Oh, and the end is gross.
Way, way, way back in the day when I was about 8 (before
Sidebar: We were having watermelon. I think this story is the cause of my distaste for watermelon to this day.
We were, err, I was being silly, as an 8 year old child typically is. What made this day special was that my dad was being silly too. You just have to understand that he wasn't a silly guy. My mom had already gotten up from the table, and in a rare moment of solidarity, my brother, father and I refused to allow her to turn the channel. Why? Because midget wrestling was on, of course.
I'm not sure that you understand how funny midget wrestling is to an 8 year old, so I'll tell you.

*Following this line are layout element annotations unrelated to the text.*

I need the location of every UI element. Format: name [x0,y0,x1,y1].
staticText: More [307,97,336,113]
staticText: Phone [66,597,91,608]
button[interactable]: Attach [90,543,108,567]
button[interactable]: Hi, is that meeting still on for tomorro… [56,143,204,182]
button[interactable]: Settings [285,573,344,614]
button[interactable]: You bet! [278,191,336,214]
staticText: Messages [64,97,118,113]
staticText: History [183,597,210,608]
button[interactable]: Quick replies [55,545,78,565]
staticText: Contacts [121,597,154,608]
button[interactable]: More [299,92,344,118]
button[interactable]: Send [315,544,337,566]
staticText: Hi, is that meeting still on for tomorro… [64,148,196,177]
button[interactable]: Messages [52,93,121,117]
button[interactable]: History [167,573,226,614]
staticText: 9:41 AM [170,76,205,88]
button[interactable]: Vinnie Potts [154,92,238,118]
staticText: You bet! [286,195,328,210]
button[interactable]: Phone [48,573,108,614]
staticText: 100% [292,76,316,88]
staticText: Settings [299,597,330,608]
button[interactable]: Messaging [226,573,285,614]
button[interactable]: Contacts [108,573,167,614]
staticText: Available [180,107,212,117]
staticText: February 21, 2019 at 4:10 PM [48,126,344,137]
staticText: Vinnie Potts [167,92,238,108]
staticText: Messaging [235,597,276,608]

We laughed. We laughed hard. My mother warned me to stop. I couldn't. It was midgets wrestling for pete's sake. My dad was egging us on. My mom said I was going to get sick. I didn't care. It was hilarious and my dad was on our side. Side-splitting laughter kept occurring. I'm pretty sure one wrestler went up to the top rope. Do you know how high that is? That was it. By far the funniest thing an 8 year old has seen. Another warning came from my mother. I should have listened.
The next minute is burned in my mind forever. I was laughing hysterically as I shoved watermelon down my throat and the inevitable happened. My stomach decided that I should either laugh or eat, but not both. My brain was laughing too loud to hear my stomach, just as I was laughing too loud to hear my mom. I would say that there was no warning, but I'm sure there was for my gut erupted and the watermelon returned to the table. I can't remember what I had for lunch yesterday but I remember that I had a paper plate sitting in a wicker plate holder.
After the initial shock that I had thrown up, to the disgust of my mother, we kept laughing. That was a great day in Burkes history.